Ryanair sanctionne le personnel en grève les 25 et 26 juillet : "On risque le licenciement!"

Les 25 et 26 juillet derniers, le personnel de cabine de Ryanair débrayait dans quatre pays européens, dont la Belgique. Un mouvement particulièrement bien suivi, mais lourdement sanctionné par la direction de la compagnie irlandaise.

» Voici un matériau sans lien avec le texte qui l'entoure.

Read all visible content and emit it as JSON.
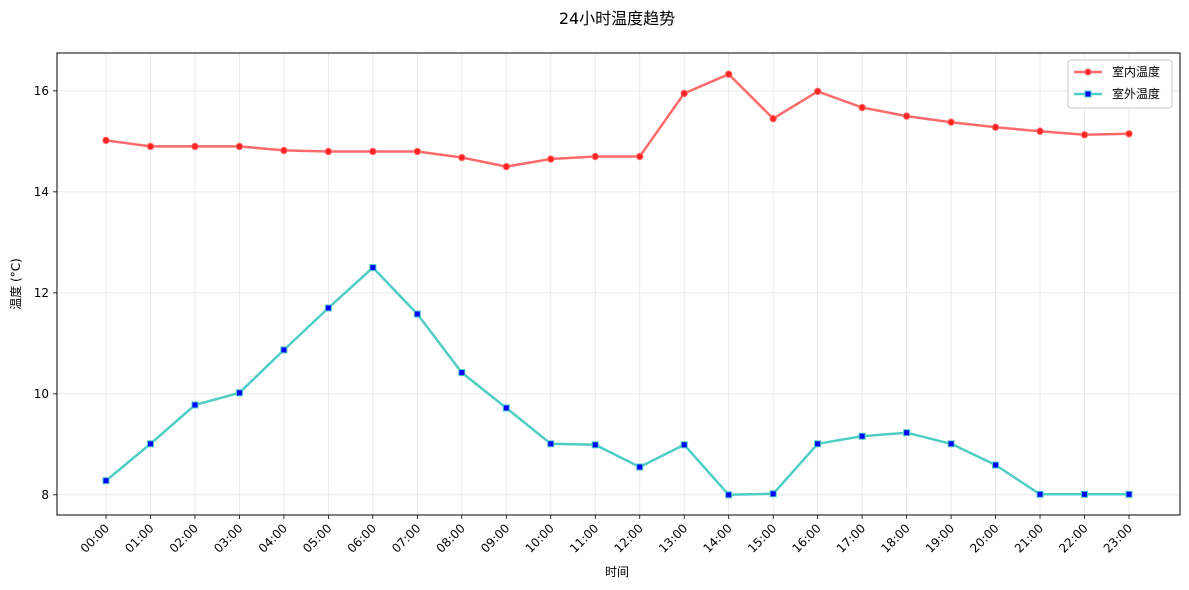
{
  "chart_data": {
    "type": "line",
    "title": "24小时温度趋势",
    "xlabel": "时间",
    "ylabel": "温度 (°C)",
    "categories": [
      "00:00",
      "01:00",
      "02:00",
      "03:00",
      "04:00",
      "05:00",
      "06:00",
      "07:00",
      "08:00",
      "09:00",
      "10:00",
      "11:00",
      "12:00",
      "13:00",
      "14:00",
      "15:00",
      "16:00",
      "17:00",
      "18:00",
      "19:00",
      "20:00",
      "21:00",
      "22:00",
      "23:00"
    ],
    "ylim": [
      7.6,
      16.75
    ],
    "yticks": [
      8,
      10,
      12,
      14,
      16
    ],
    "grid": true,
    "legend_position": "top-right",
    "series": [
      {
        "name": "室内温度",
        "color": "#ff6b6b",
        "marker": "circle",
        "marker_color": "#ff2222",
        "values": [
          15.02,
          14.9,
          14.9,
          14.9,
          14.82,
          14.8,
          14.8,
          14.8,
          14.68,
          14.5,
          14.65,
          14.7,
          14.7,
          15.95,
          16.33,
          15.45,
          15.99,
          15.67,
          15.5,
          15.38,
          15.28,
          15.2,
          15.13,
          15.15
        ]
      },
      {
        "name": "室外温度",
        "color": "#4ecdc4",
        "marker": "square",
        "marker_color": "#0000ff",
        "values": [
          8.28,
          9.01,
          9.78,
          10.02,
          10.87,
          11.7,
          12.5,
          11.58,
          10.42,
          9.72,
          9.01,
          8.99,
          8.55,
          8.99,
          8.0,
          8.02,
          9.01,
          9.16,
          9.23,
          9.01,
          8.59,
          8.01,
          8.01,
          8.01
        ]
      }
    ]
  }
}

Le personnel gréviste a reçu une lettre stipulant qu'une absence les 25 et 26 juillet était considérée comme un "no show", autrement dit, une absence injustifiée. "Nous savons très bien quelles sont les conséquences des absences injustifiées" explique Sarkis, steward dans la compagnie. "A partir de deux absences injustifiées, on est susceptible d'être convoqué à Dublin pour être confronté à la direction. On risque le licenciement".

 

Dans cette lettre adressée au personnel gréviste, la direction de Ryanair prévient que les absences injustifiées seront prises en considération lorsque des opportunités de promotion ou de transferts se présenteront.

Salaires amputés

Le courrier précise aussi que les salaires des grévistes seront rabotés. Les différentes indemnités et le bonus de 150 euros pour le mois de juillet ne seront pas payés. La compagnie chiffre la perte totale de salaire pour le mois de juillet à 360 euros pour un steward junior, et 480 euros pour un chef de cabine. "Si je gagne 800 euros ce mois-ci, je peux m'estimer heureux" ironise Sarkis, qui ne gagne pas plus de 1200 euros par mois en temps normal.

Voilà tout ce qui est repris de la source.